Everyone has their own version of what “too cold” is. However if you live in a state in which 50 degrees is considered an arctic blast or a half inch of snow means your area grocery stores run out of bread, milk and batteries, you probably can skip this post.

For those of us who live in areas where terms like “lake-effect snow” and “wind-chill factor” are as common as people who complain about the parking on campus, here are a couple story ideas you can chase down as you get back to campus.

  1. Weather policies: Like those other urban legends about how you get straight A’s if your roommate dies in the dorms, the “rules” for closing the campus due to weather are a bit nebulous in most cases. Track down your school’s policy on these kinds of things.
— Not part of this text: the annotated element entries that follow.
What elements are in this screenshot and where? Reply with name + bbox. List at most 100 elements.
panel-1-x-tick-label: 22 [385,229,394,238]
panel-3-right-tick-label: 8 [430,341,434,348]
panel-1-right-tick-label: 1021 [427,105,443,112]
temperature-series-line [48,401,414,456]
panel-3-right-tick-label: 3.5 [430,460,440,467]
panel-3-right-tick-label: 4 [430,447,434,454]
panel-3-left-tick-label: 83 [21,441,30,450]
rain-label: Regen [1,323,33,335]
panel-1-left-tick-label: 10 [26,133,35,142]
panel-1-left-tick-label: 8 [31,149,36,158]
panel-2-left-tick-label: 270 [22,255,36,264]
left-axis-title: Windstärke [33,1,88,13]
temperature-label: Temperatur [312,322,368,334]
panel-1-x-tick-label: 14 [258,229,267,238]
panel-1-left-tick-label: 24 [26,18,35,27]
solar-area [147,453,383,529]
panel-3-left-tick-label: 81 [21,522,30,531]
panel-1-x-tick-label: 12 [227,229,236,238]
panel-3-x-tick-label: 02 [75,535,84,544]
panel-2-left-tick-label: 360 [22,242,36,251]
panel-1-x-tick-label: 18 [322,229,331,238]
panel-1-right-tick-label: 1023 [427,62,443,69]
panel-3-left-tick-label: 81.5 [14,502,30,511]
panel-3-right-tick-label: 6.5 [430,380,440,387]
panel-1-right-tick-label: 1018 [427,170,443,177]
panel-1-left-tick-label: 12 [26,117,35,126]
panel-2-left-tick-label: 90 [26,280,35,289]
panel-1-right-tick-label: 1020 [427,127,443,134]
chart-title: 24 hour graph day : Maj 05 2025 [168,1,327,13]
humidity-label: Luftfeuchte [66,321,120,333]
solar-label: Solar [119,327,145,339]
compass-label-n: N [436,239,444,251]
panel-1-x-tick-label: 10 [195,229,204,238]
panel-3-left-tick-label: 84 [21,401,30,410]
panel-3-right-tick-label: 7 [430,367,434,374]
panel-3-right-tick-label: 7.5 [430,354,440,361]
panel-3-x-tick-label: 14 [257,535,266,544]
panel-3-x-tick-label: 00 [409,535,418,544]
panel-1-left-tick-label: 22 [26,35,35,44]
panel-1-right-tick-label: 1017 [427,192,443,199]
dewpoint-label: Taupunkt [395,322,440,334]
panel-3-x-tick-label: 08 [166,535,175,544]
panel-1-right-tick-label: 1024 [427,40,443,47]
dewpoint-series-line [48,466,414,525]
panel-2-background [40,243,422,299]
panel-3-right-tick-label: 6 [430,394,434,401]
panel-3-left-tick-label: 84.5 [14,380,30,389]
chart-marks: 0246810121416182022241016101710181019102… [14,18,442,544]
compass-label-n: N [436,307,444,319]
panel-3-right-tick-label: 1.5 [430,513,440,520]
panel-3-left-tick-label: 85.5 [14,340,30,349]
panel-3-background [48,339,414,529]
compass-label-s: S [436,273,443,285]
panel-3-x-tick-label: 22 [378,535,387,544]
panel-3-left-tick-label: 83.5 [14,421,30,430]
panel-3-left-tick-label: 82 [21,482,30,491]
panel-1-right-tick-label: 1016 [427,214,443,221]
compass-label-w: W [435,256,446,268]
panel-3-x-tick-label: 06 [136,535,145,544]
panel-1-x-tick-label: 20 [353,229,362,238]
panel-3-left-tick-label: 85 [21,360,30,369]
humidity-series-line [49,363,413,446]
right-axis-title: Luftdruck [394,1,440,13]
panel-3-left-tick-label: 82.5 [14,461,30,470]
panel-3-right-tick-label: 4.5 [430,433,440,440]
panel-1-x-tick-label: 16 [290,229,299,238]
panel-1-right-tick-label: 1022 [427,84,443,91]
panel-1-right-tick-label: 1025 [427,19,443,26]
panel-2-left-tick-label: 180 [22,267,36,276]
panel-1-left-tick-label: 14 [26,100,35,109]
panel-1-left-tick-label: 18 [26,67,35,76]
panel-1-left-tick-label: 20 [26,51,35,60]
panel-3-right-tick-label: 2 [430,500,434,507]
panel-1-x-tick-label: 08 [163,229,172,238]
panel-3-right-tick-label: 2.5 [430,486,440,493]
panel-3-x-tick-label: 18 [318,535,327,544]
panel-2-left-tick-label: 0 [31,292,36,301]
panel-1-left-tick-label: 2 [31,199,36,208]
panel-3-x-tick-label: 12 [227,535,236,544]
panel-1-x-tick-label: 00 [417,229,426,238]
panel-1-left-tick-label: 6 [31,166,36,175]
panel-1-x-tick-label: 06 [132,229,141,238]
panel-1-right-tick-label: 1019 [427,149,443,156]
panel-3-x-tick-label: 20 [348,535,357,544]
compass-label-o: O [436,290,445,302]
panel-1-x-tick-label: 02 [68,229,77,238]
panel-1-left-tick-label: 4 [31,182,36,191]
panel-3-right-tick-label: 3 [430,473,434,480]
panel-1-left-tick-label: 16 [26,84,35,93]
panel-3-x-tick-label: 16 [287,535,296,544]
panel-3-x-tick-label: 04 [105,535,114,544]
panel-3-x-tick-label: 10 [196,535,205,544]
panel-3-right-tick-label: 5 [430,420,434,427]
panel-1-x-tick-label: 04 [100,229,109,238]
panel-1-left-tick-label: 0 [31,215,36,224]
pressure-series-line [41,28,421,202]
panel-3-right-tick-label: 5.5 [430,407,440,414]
See if there either a concrete rule (e.g. if the public schools in town shut down, campus closes) or at least a trend (e.g. more than a foot of snow means  no school) for weather-related closures.
    Also see if there are different rules for different groups regarding coming to campus. In some cases, “essential” employees are required to risk life and limb to show up and do things while “non-essential” professors get to sit home and think, “Man, it looks ugly out there…”
  2. Maintenance issues: Weather can cause havoc all over a campus and people in the maintenance staff will try to prevent the problems they can and then scramble to fix the ones that happen. Typical issues include things like snow removal, sidewalk salting and so forth, but there are other things to consider. Frigid cold can freeze and burst pipes. Critters can be industrious in looking for warm places to live, thus leading to invasions of mice and squirrels. Heaters and boilers can break down or become overworked. Talk to the folks who are responsible for keeping the systems on campus running smoothly and see what’s going on.
  3. Parking problems: Snow really messes with parking. Will the parking department be out ticketing for cars that inhibit plowing? How do you park when you can’t see the lines? Is there some sort of amnesty for  cars with dead batteries? Talk to the parking folks and give your readers some answers.
  4. Student health center trends: If my class this winter term is any indication, we’re about two coughs and one sneeze away from World War Z. Miserable weather, close-quarter living conditions like dorms and a general lack of healthy habits can have all sorts of illness ripping through your campus. See what the “sickness du jour” is on campus and how much traffic the health center has seen as a result of it.
  5. Helpful graphics/stories: I was leaving my office on Sunday when I saw two students trying to jump start one of their cars. I went over to help them because a) they were trying to jump the car without starting the donor car and b) one of them was wearing no hat, a sweatshirt, a pair of soccer shorts, no socks and a pair of slip on shoes. It was -10 outside with a -25 windchill.
    We got the car started, but it occurred to me that there are a lot of “cold-weather help” pieces we could run. A graphic on how to jump start a dead car would be helpful. So would a link to a “here’s what you should keep in your car in case of emergency” list. Advice on how to drive on snow (cars and techniques have changed a lot since your parents learned on rear-wheel drive cars that didn’t have anti-lock brakes) would also be good. Think about all the stuff you think people should know create a central-junction point for this stuff on your website or in your paper/publication.